One of the most important lessons I learned as an educational leader came from Dr. Harold Martin Sr., former chancellor of both North Carolina A&T and Winston-Salem State University. He emphasized the importance of staying laser-focused on metrics that matter–the data points that directly affect student growth, development, and readiness. It is not enough to track activity; we must measure impact. That requires intentionality, strategic vision, and disciplined execution. The Center for Creative Leadership refers to this as D-A-C: direction, alignment, and commitment. The direction must always center on the student–the very reason the institution exists.

When I became provost at Winston-Salem State, then Chancellor Dr. Elwood Robinson gave our executive cabinet a lasting charge: We must build an educational ecosystem, not an egosystem. In an ecosystem, every element supports student growth and institutional health. In an egosystem, decisions revolve around personal agendas or departmental silos. That distinction shaped how I lead today.

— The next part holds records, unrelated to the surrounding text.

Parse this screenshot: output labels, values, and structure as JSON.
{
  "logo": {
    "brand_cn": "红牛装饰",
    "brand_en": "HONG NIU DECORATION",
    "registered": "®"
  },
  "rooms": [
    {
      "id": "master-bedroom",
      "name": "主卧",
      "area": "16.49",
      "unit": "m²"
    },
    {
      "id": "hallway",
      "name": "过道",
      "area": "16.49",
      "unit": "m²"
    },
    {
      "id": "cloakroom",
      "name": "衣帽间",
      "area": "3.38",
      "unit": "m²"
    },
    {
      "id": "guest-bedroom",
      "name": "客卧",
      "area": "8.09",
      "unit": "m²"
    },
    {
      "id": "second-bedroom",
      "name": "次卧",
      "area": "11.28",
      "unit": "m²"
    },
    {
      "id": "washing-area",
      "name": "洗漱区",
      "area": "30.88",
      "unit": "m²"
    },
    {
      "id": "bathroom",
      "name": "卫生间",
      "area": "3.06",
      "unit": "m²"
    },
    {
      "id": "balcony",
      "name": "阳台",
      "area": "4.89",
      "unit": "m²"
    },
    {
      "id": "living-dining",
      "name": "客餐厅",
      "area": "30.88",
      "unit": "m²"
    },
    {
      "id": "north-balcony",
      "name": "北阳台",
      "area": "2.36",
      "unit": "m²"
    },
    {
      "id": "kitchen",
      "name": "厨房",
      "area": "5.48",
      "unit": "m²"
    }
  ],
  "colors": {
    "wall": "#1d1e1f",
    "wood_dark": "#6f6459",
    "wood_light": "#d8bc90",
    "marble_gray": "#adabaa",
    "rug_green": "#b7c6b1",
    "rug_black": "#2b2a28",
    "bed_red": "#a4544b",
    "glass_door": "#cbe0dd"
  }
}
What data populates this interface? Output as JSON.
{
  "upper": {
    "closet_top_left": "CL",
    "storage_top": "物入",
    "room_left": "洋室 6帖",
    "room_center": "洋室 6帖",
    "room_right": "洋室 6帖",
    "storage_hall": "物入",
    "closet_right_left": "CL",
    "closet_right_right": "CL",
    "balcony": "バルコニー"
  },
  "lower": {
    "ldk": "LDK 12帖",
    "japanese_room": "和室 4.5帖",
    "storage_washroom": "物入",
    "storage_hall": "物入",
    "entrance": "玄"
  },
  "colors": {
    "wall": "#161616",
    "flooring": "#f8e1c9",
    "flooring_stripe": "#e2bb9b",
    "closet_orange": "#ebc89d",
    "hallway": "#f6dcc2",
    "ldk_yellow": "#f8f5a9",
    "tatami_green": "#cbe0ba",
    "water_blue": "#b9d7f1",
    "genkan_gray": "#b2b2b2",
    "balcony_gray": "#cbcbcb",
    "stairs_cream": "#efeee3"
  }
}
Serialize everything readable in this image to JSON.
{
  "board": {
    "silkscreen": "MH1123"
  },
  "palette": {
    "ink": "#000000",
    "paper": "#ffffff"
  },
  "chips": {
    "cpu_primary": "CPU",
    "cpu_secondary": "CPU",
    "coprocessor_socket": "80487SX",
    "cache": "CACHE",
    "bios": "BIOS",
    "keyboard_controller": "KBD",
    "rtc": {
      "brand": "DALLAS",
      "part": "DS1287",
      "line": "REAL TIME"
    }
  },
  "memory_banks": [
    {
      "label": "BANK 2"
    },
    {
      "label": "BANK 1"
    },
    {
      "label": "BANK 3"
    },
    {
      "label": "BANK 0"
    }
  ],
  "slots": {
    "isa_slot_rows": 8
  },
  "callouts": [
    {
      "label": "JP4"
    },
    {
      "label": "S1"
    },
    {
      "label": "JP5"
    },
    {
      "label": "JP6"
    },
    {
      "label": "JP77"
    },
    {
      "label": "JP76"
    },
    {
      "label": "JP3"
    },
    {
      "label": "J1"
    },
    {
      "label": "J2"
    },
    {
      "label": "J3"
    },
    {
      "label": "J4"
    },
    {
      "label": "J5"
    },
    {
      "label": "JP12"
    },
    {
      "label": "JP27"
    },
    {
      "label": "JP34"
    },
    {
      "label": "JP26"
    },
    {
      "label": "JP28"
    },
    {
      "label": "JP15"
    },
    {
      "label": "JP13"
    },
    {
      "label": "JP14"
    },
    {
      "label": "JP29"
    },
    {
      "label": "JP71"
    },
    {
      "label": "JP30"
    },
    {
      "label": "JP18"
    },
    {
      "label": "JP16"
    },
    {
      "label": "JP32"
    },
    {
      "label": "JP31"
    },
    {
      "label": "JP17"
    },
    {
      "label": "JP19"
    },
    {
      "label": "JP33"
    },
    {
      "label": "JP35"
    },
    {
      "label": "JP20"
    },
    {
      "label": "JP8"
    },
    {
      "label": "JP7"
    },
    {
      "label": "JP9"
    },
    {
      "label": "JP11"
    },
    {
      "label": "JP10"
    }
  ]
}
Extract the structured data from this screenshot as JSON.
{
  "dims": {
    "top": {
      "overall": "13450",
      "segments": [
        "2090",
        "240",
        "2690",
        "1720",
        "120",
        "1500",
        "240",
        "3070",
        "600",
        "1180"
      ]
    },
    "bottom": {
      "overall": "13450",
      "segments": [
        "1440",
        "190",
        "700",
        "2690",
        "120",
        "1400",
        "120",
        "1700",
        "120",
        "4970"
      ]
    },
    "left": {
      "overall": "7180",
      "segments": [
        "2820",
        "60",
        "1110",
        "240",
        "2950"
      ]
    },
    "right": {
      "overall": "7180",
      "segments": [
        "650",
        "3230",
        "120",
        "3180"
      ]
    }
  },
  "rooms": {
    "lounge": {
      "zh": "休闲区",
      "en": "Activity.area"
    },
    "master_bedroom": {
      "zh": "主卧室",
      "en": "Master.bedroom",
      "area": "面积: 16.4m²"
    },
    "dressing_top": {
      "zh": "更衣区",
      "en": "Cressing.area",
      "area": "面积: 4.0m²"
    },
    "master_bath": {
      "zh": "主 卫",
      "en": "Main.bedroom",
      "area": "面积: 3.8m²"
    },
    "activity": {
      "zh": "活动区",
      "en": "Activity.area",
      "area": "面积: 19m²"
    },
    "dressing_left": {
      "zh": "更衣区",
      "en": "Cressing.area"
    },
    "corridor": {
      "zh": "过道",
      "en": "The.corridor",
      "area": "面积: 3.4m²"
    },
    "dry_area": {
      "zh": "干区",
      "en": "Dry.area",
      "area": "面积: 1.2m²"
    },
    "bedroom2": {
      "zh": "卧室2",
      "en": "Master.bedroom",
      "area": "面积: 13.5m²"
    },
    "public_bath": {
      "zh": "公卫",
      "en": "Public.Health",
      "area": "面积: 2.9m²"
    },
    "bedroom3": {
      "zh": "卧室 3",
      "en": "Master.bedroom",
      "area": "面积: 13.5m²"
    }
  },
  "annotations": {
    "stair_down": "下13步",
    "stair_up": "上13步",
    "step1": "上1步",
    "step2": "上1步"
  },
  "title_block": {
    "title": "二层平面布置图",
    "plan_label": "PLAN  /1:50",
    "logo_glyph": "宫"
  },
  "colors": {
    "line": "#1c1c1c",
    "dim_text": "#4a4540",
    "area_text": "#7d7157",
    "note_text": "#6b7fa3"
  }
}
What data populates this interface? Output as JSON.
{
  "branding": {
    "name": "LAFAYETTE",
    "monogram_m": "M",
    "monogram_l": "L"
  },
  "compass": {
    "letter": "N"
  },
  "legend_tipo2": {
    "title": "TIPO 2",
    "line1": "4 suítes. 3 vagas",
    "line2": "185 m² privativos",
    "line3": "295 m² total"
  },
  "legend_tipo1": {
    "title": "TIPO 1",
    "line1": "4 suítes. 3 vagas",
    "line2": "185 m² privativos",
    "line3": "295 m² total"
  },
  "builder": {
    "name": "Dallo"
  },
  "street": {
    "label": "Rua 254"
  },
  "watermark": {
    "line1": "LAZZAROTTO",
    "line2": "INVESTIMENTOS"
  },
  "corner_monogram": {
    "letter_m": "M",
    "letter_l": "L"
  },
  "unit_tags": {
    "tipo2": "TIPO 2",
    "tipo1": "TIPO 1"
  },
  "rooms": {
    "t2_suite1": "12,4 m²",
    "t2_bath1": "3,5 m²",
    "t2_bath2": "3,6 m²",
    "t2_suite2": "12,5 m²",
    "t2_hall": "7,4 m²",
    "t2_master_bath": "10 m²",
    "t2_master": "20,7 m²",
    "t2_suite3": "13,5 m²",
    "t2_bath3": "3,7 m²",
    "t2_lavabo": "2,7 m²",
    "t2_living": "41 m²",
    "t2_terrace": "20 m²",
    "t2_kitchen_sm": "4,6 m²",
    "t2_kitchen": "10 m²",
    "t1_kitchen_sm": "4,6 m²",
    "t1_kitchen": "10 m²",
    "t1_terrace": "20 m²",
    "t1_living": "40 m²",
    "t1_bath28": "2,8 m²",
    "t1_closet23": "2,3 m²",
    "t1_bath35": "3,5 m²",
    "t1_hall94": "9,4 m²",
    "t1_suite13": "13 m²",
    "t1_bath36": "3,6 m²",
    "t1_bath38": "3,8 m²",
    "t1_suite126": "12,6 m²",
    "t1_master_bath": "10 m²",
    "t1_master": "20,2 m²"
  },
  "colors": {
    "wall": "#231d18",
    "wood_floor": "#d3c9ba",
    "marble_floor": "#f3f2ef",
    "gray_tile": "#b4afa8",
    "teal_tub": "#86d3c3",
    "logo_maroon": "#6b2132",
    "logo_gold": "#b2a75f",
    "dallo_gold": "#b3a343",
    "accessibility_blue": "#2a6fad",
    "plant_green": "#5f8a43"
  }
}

At UAPB, Arkansas’ only 1890 land-grant HBCU, we are focused on building that kind of ecosystem–one grounded in student access, affordability, and upward mobility. About 63 percent of our students come from within the state. Many are the first in their families to attend college. All come to UAPB seeking opportunity, and our job is to help them turn that opportunity into success.

We offer degrees in high-demand fields like nursing, aquaculture, engineering, teacher education, and agriculture. These programs align with the workforce needs of Arkansas and the Delta region. The results speak for themselves. According to Georgetown University’s Center on Education and the Workforce, UAPB ranks No. 858 out of 4,500 colleges in return on investment, with a 40-year net present value of $1.25 million.

Our value extends beyond the classroom. According to the United Negro College Fund, UAPB contributes $99.3 million in annual economic impact and supports more than 1,100 jobs. Our 2021 graduating class alone is expected to earn $1.1 billion in lifetime income, a 71 percent increase over what they would have earned without their degrees.

We are also expanding our research footprint. In 2023–24, UAPB invested nearly $11.9 million in research and development, qualifying for the Carnegie Classification of Institutions of Higher Education’s designation of Research Colleges and Universities. With additional investment–particularly in doctoral programs aligned with regional needs–we are positioned to become a Research 2 institution (high spending and doctorate production). This would further amplify our ability to serve Arkansas and the broader southeast region.

To sustain this progress, we must continue asking hard questions: Are our decisions aligned with student needs? Are we building an institution that adapts to the challenges of the present and the promise of the future?

I believe in meeting students where they are, but also believe in seeing them for who they are capable of becoming. That is the charge that noted child psychologist Haim Ginott so powerfully captured: ‘If we treat people as they are, we make them worse. If we treat people as they ought to be, we help them become what they are capable of becoming.’ This mindset is at the soul of education, and it is the standard I hold as a leader.

At UAPB, we are committed to sustaining this kind of institution–an educational ecosystem that meets students where they are, and equips them to go even further.

That is the promise of a land-grant education. And it is the promise I intend to keep.

Dr. Anthony Graham is chancellor of the University of Arkansas at Pine Bluff.